Video-based Motion Capture: Challenges and Progress

When: Thursday, April 25, 2013
Where: PGH 563 (please notice room #)
Time: 11:00 AM

Speaker: Dr. Jinxiang Chai, Texas A&M

Host: Dr. Zhigang Deng

Motion capture technologies have made revolutionary progress in computer animation in the past decade. With the detailed motion data and editing algorithms, we can directly transfer expressive performance of a real person to a virtual character, interpolate existing data to produce new sequences, or compose simple motion clips to create a rich repertoire of motor skills. In addition to computer graphics applications, motion capture technologies have enabled tremendous advancement in computer vision, robotics, biomechanics, and natural user interactions.

Current motion capture technologies are often restrictive, cumbersome, and expensive. Video-based motion capture offers an appealing solution because they require no markers,  no sensors, or no special suits and thereby do not impede the subject’s ability to perform the motion. Graphics and vision researchers have been actively exploring the problem of video-based motion capture for many years, and have made great advances. However, these results are often vulnerable to ambiguities in video data (e.g., occlusions), degeneracies in camera motion, and a lack of discernible features on a human body/hand.

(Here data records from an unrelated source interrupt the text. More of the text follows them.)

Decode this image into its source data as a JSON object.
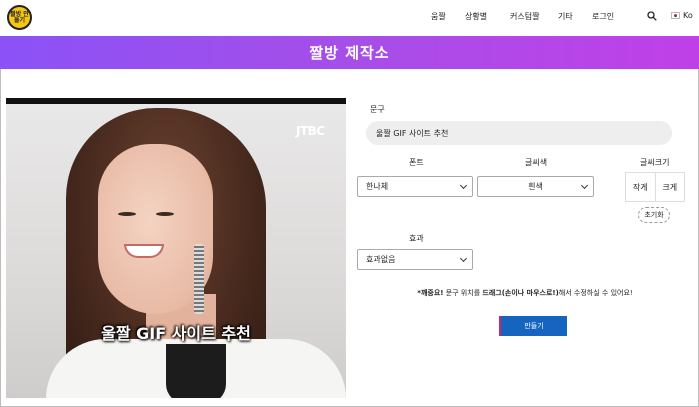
{
  "header": {
    "logo_text": "짤방 만들기",
    "nav": [
      "움짤",
      "상황별",
      "커스텀짤",
      "기타",
      "로그인"
    ],
    "lang_label": "Ko"
  },
  "banner": {
    "title": "짤방 제작소"
  },
  "video": {
    "watermark": "JTBC",
    "caption": "울짤 GIF 사이트 추천"
  },
  "form": {
    "phrase_label": "문구",
    "phrase_value": "울짤 GIF 사이트 추천",
    "font_label": "폰트",
    "font_value": "한나체",
    "color_label": "글씨색",
    "color_value": "흰색",
    "size_label": "글씨크기",
    "size_small": "작게",
    "size_large": "크게",
    "reset_label": "초기화",
    "effect_label": "효과",
    "effect_value": "효과없음",
    "notice_prefix": "*깨중요!",
    "notice_part1": "문구 위치를",
    "notice_bold": "드래그(손이나 마우스로!)",
    "notice_part2": "해서 수정하실 수 있어요!",
    "make_button": "만들기"
  },
  "colors": {
    "banner_start": "#8b52f7",
    "banner_end": "#c040e8",
    "button": "#1565c0",
    "logo": "#f5c518"
  }
}
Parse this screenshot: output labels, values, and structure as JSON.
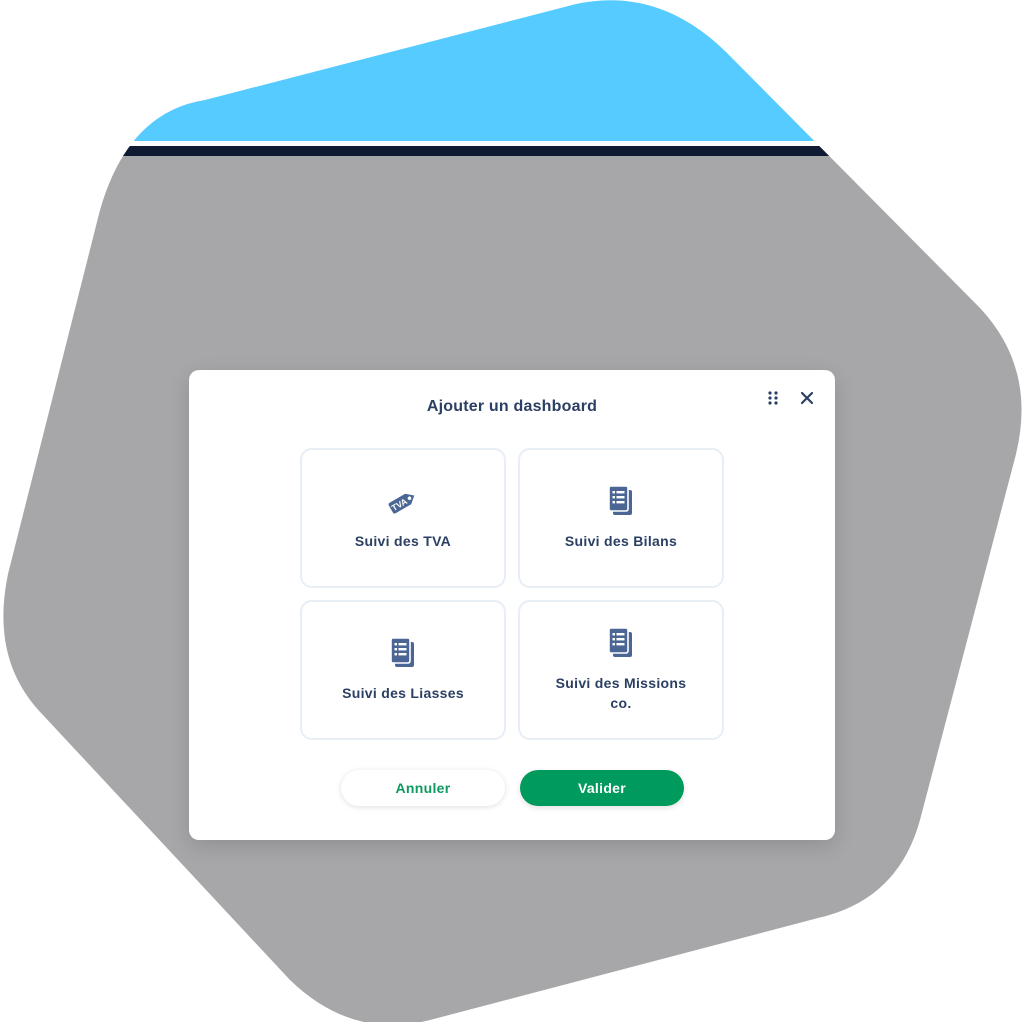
{
  "colors": {
    "hexagon_top": "#55cbff",
    "hexagon_body": "#a7a7a9",
    "header_strip": "#0f1b33",
    "title_text": "#2b3f63",
    "icon": "#4b6694",
    "card_border": "#e7eef6",
    "accent_green": "#009a5c"
  },
  "modal": {
    "title": "Ajouter un dashboard",
    "drag_icon": "grip-dots-icon",
    "close_icon": "close-icon"
  },
  "cards": [
    {
      "label": "Suivi des TVA",
      "icon": "tva-tag-icon"
    },
    {
      "label": "Suivi des Bilans",
      "icon": "document-list-icon"
    },
    {
      "label": "Suivi des Liasses",
      "icon": "document-list-icon"
    },
    {
      "label": "Suivi des Missions co.",
      "icon": "document-list-icon"
    }
  ],
  "actions": {
    "cancel_label": "Annuler",
    "confirm_label": "Valider"
  }
}
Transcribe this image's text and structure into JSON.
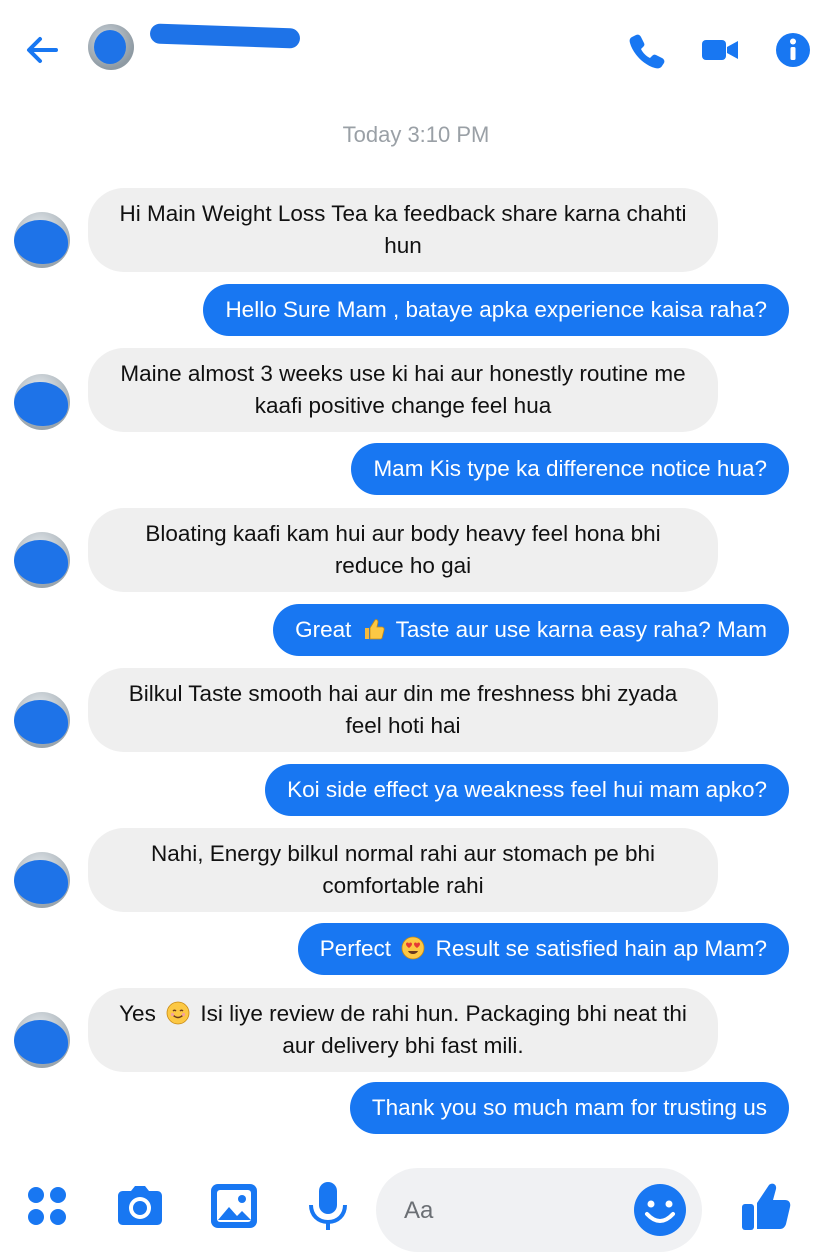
{
  "header": {
    "back_icon": "back-arrow-icon",
    "call_icon": "phone-icon",
    "video_icon": "video-camera-icon",
    "info_icon": "info-icon",
    "accent": "#1877f2"
  },
  "timestamp": "Today 3:10 PM",
  "messages": [
    {
      "from": "them",
      "text": "Hi Main Weight Loss Tea ka feedback share karna chahti hun"
    },
    {
      "from": "me",
      "text": "Hello Sure Mam , bataye apka experience kaisa raha?"
    },
    {
      "from": "them",
      "text": "Maine almost 3 weeks use ki hai aur honestly routine me kaafi positive change feel hua"
    },
    {
      "from": "me",
      "text": "Mam Kis type ka difference notice hua?"
    },
    {
      "from": "them",
      "text": "Bloating kaafi kam hui aur body heavy feel hona bhi reduce ho gai"
    },
    {
      "from": "me",
      "text_before": "Great",
      "emoji": "thumbs-up-emoji",
      "text_after": "Taste aur use karna easy raha? Mam"
    },
    {
      "from": "them",
      "text": "Bilkul Taste smooth hai aur din me freshness bhi zyada feel hoti hai"
    },
    {
      "from": "me",
      "text": "Koi side effect ya weakness feel hui mam apko?"
    },
    {
      "from": "them",
      "text": "Nahi, Energy bilkul normal rahi aur stomach pe bhi comfortable rahi"
    },
    {
      "from": "me",
      "text_before": "Perfect",
      "emoji": "heart-eyes-emoji",
      "text_after": "Result se satisfied hain ap Mam?"
    },
    {
      "from": "them",
      "text_before": "Yes",
      "emoji": "smiling-emoji",
      "text_after": "Isi liye review de rahi hun. Packaging bhi neat thi aur delivery bhi fast mili."
    },
    {
      "from": "me",
      "text": "Thank you so much mam for trusting us"
    }
  ],
  "composer": {
    "placeholder": "Aa",
    "icons": [
      "apps-grid-icon",
      "camera-icon",
      "image-icon",
      "microphone-icon",
      "emoji-icon",
      "like-thumb-icon"
    ]
  }
}
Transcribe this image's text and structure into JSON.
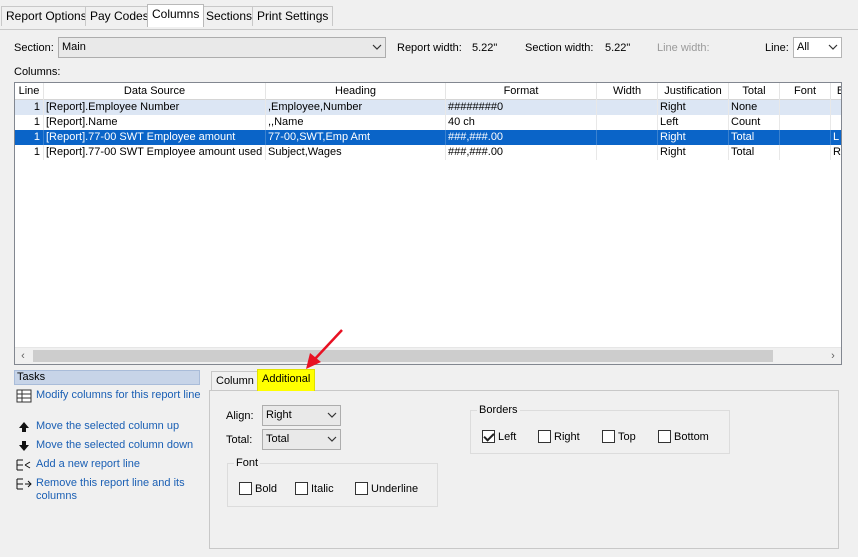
{
  "top_tabs": [
    "Report Options",
    "Pay Codes",
    "Columns",
    "Sections",
    "Print Settings"
  ],
  "active_top_tab": "Columns",
  "section_label": "Section:",
  "section_value": "Main",
  "report_width_label": "Report width:",
  "report_width_value": "5.22\"",
  "section_width_label": "Section width:",
  "section_width_value": "5.22\"",
  "line_width_label": "Line width:",
  "line_label": "Line:",
  "line_value": "All",
  "columns_label": "Columns:",
  "grid": {
    "headers": [
      "Line",
      "Data Source",
      "Heading",
      "Format",
      "Width",
      "Justification",
      "Total",
      "Font",
      "B"
    ],
    "rows": [
      [
        "1",
        "[Report].Employee Number",
        ",Employee,Number",
        "########0",
        "",
        "Right",
        "None",
        "",
        ""
      ],
      [
        "1",
        "[Report].Name",
        ",,Name",
        "40 ch",
        "",
        "Left",
        "Count",
        "",
        ""
      ],
      [
        "1",
        "[Report].77-00 SWT Employee amount",
        "77-00,SWT,Emp Amt",
        "###,###.00",
        "",
        "Right",
        "Total",
        "",
        "L"
      ],
      [
        "1",
        "[Report].77-00 SWT Employee amount used",
        "Subject,Wages",
        "###,###.00",
        "",
        "Right",
        "Total",
        "",
        "R"
      ]
    ],
    "selected_row": 2
  },
  "tasks": {
    "title": "Tasks",
    "items": [
      {
        "label": "Modify columns for this report line",
        "icon": "grid-edit-icon"
      },
      {
        "label": "Move the selected column up",
        "icon": "arrow-up-icon"
      },
      {
        "label": "Move the selected column down",
        "icon": "arrow-down-icon"
      },
      {
        "label": "Add a new report line",
        "icon": "add-line-icon"
      },
      {
        "label": "Remove this report line and its columns",
        "icon": "remove-line-icon"
      }
    ]
  },
  "sub_tabs": [
    "Column",
    "Additional"
  ],
  "active_sub_tab": "Additional",
  "additional": {
    "align_label": "Align:",
    "align_value": "Right",
    "total_label": "Total:",
    "total_value": "Total",
    "font_group": "Font",
    "font_options": [
      {
        "label": "Bold",
        "checked": false
      },
      {
        "label": "Italic",
        "checked": false
      },
      {
        "label": "Underline",
        "checked": false
      }
    ],
    "borders_group": "Borders",
    "border_options": [
      {
        "label": "Left",
        "checked": true
      },
      {
        "label": "Right",
        "checked": false
      },
      {
        "label": "Top",
        "checked": false
      },
      {
        "label": "Bottom",
        "checked": false
      }
    ]
  },
  "colors": {
    "selection": "#0a64c8",
    "highlight_tab": "#ffff00",
    "link": "#1a5fb4",
    "annotation_arrow": "#e81123"
  }
}
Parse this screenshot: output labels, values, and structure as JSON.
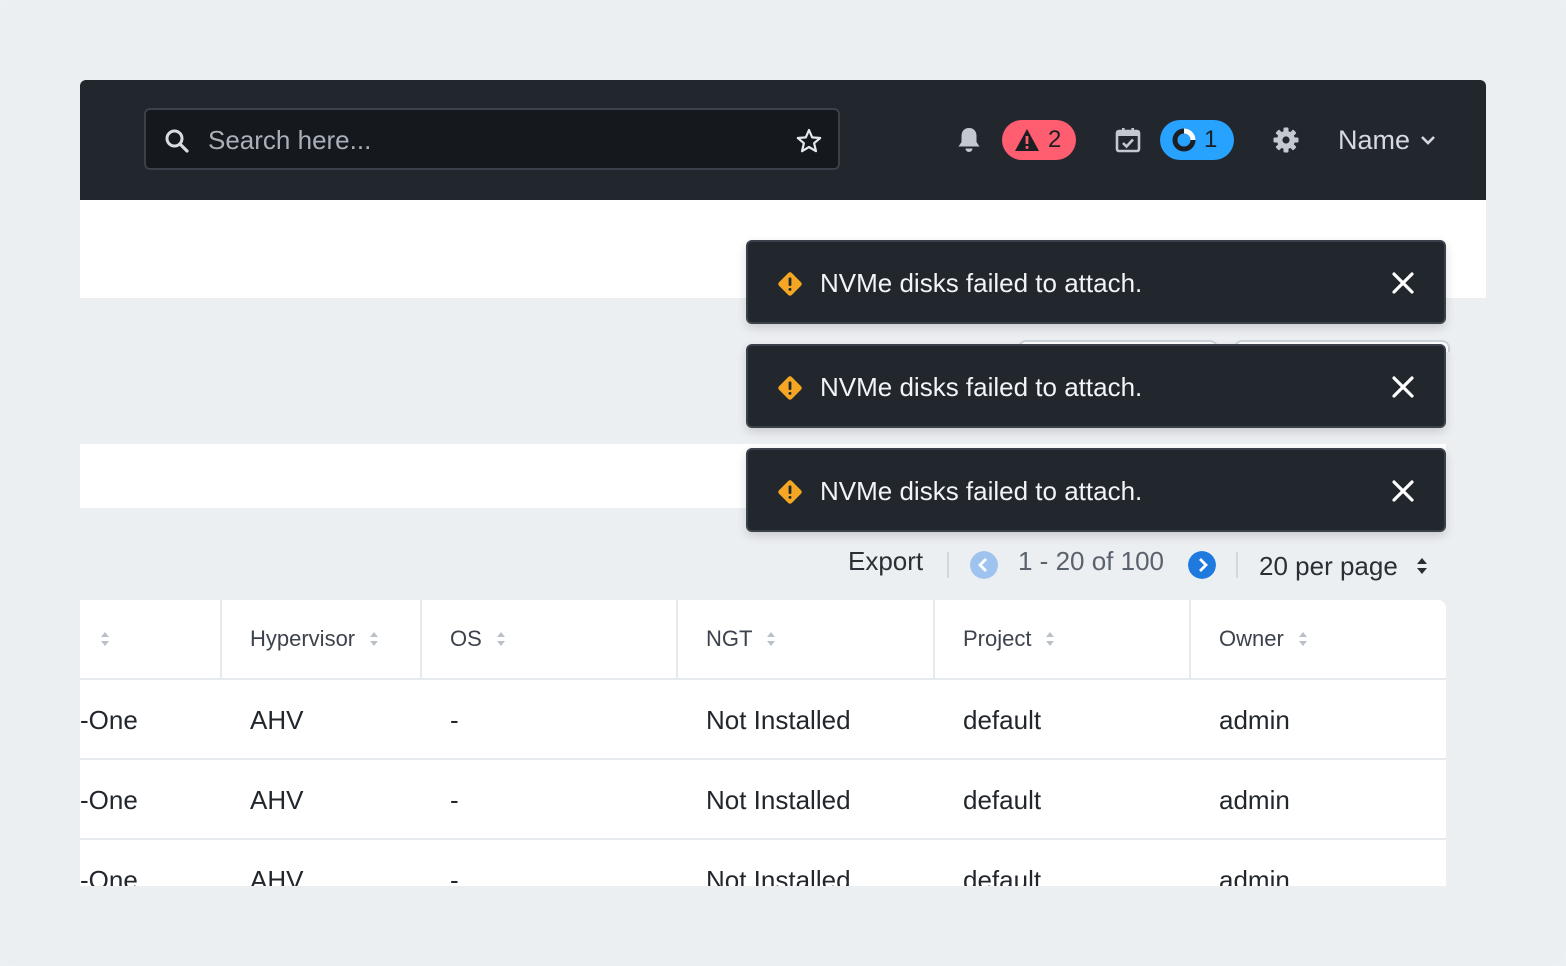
{
  "header": {
    "search_placeholder": "Search here...",
    "alerts_count": "2",
    "tasks_count": "1",
    "user_label": "Name"
  },
  "toasts": [
    {
      "message": "NVMe disks failed to attach."
    },
    {
      "message": "NVMe disks failed to attach."
    },
    {
      "message": "NVMe disks failed to attach."
    }
  ],
  "pagination": {
    "export_label": "Export",
    "range": "1 - 20 of 100",
    "per_page": "20 per page"
  },
  "table": {
    "columns": [
      "",
      "Hypervisor",
      "OS",
      "NGT",
      "Project",
      "Owner"
    ],
    "rows": [
      [
        "-One",
        "AHV",
        "-",
        "Not Installed",
        "default",
        "admin"
      ],
      [
        "-One",
        "AHV",
        "-",
        "Not Installed",
        "default",
        "admin"
      ],
      [
        "-One",
        "AHV",
        "-",
        "Not Installed",
        "default",
        "admin"
      ]
    ]
  },
  "colors": {
    "topbar": "#22272e",
    "alert_badge": "#ff5e70",
    "task_badge": "#27a2ff",
    "warning": "#f5a623",
    "pager_blue": "#1f7ae0"
  }
}
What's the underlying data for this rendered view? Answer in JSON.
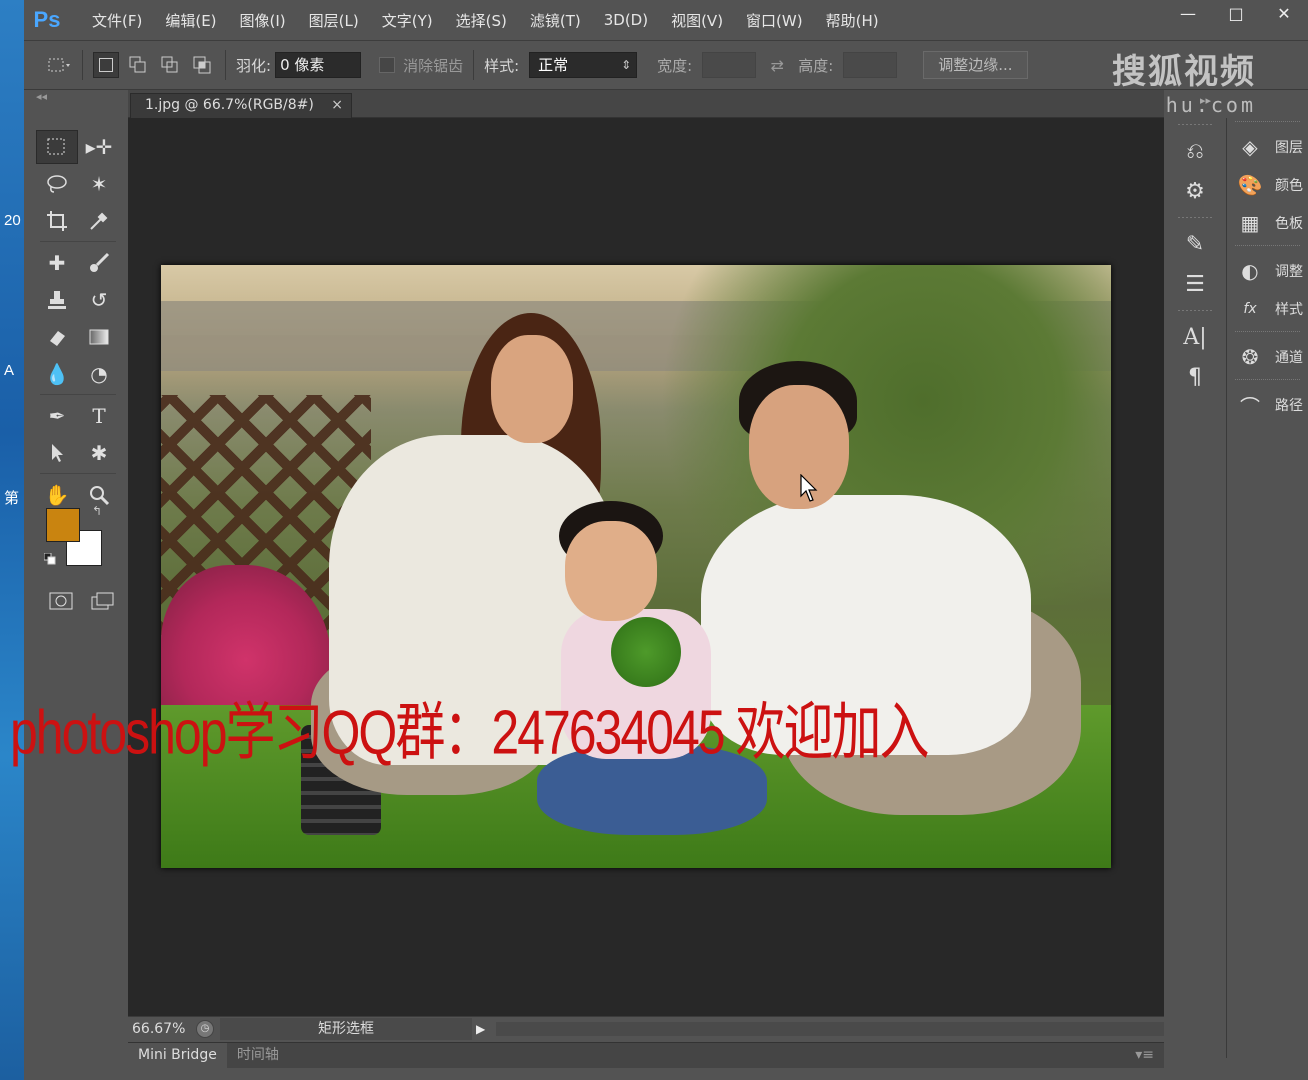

In this talk, I will describe our recent efforts on acquiring human motion using video/depth cameras. First, I will show how to capture physically realistic 3D full-body performances (e.g., gymnastics) from a monocular video sequence taken by an ordinary video camera. This is the first video-based motion capture technology that simultaneously captures full-body poses, joint torques, and contact forces using single-camera video streams.  In the second part of my talk, I will describe a fast robust automated method that accurately captures full-body motion data using a single depth camera. Lastly,  I will present a novel motion capture method for acquiring physically realistic hand grasping and manipulation data using multiple video cameras.

Bio:
Jinxiang Chai is currently an associate professor in the Department of Computer Science and Engineering at Texas A&M University. He received his Ph.D in robotics from the School of Computer Science, Carnegie Mellon University in 2006. His primary research is in the area of computer graphics and animation with broad applications in other disciplines such as computer vision, robotics, human computer interaction, and biomechanics. He is particularly interested in developing representations and efficient computational models that allow acquisition, analysis, understanding, simulation, and control of natural human movements.  He draws on ideas from graphics, vision, machine learning, robotics, biomechanics, psychology, and applied math. He received an NSF CAREER award for his work on theory and practice of Bayesian human motion synthesis.